Six people were injured — though two were heroically rescued — as a massive fire ripped through a Court Street building on Friday morning — a blaze that was fueled by years and years of hoarding, officials said.

An FDNY spokesman said the 7:40 am fire quickly spread through the three-story building at the corner of Garnet Street, home of Botanica de la Milagrosa, which sells Christian statues and other religious items.

Battling back heavy flames, Firefighter Nathanael Igbowu of Red Hook’s Ladder Company 131 saved a man who was trapped on a second-floor fire escape. He and his fellow smoke eaters also rescued building owner Milagro Vasquez, who was found unconscious in her second-floor apartment.

“When we pulled up, there was a man on the fire escape,” Igbowu told reporters. “He came down with me on the drop ladder and then he tells us his wife was still inside, so I went through the window, found her and pulled her out.”

Vasquez, her husband and four others were treated for smoke inhalation and light burns at both Long Island College Hospital on Amity Street and New York Methodist Hospital on Seventh Avenue in Park Slope.

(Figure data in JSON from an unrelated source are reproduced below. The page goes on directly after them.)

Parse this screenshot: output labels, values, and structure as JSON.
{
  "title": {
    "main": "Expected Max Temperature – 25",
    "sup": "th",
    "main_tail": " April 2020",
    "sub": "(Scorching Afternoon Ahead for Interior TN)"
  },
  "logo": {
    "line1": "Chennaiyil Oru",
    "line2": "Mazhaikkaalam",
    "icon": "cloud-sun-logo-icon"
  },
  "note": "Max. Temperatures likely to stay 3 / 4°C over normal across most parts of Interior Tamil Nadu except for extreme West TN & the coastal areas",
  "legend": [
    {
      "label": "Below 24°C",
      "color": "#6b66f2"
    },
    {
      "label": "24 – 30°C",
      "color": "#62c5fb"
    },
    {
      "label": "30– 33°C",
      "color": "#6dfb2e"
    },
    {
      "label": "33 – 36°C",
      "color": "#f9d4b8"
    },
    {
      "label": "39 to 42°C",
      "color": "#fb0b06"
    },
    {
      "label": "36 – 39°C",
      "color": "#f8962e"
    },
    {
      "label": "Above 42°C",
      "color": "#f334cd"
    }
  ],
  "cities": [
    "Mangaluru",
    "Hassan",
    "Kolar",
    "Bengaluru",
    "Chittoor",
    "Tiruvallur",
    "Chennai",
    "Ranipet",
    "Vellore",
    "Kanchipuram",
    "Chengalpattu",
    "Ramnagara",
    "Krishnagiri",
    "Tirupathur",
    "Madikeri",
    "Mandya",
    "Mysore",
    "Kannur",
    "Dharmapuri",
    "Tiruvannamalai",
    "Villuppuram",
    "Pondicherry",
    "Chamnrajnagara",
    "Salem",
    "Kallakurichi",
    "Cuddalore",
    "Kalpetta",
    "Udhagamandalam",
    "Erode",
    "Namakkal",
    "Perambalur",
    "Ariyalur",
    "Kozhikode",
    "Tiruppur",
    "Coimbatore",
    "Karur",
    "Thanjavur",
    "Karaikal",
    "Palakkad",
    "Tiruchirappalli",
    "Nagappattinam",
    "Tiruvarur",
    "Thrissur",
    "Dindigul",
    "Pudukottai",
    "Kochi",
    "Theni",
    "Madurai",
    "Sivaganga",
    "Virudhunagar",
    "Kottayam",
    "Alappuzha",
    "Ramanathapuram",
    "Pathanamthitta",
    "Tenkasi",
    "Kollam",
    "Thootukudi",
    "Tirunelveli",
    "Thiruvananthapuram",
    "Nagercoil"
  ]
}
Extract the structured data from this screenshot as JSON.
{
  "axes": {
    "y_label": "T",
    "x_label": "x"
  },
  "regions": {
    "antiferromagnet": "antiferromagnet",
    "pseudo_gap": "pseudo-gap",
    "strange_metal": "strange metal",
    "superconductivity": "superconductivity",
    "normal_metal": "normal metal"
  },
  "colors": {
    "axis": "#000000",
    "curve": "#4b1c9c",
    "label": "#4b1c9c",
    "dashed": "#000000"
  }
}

Five firefighters also sustained minor injuries as they battled the blaze, which was under control in a half hour.

It remained unclear what caused the blaze by late Friday, but a FDNY spokesman claimed the Court Street fire had “Collyer’s Mansion” traits — a reference to the infamous brothers were found dead inside their Harlem brownstone in 1947 amid 130 tons of newspapers, magazines, books and furniture they had squirrelled away throughout their lives.

An excessive amount of furniture and other combustible items were found throughout the second and third floors, the spokesman said.

Fire marshals were looking into the possibility that a faulty air conditioner — which was probably turned on for the first time in months because of Friday’s unseasonable 70-degree weather — may have sparked the blaze.

An exhaust vent recently added to the building could have also caused the fire: according to the Department of Buildings, Vasquez installed the vent in 2009 without a permit. But he needed that vent to answer another summons — that one for illegally working on religious statues, which generated a lot of dust, city records show.

Firefighter Nathanael Igbowu of Ladder Company 131 pulled one of the two people trapped in the Friday morning blaze at the corner of Court and Garnet streets.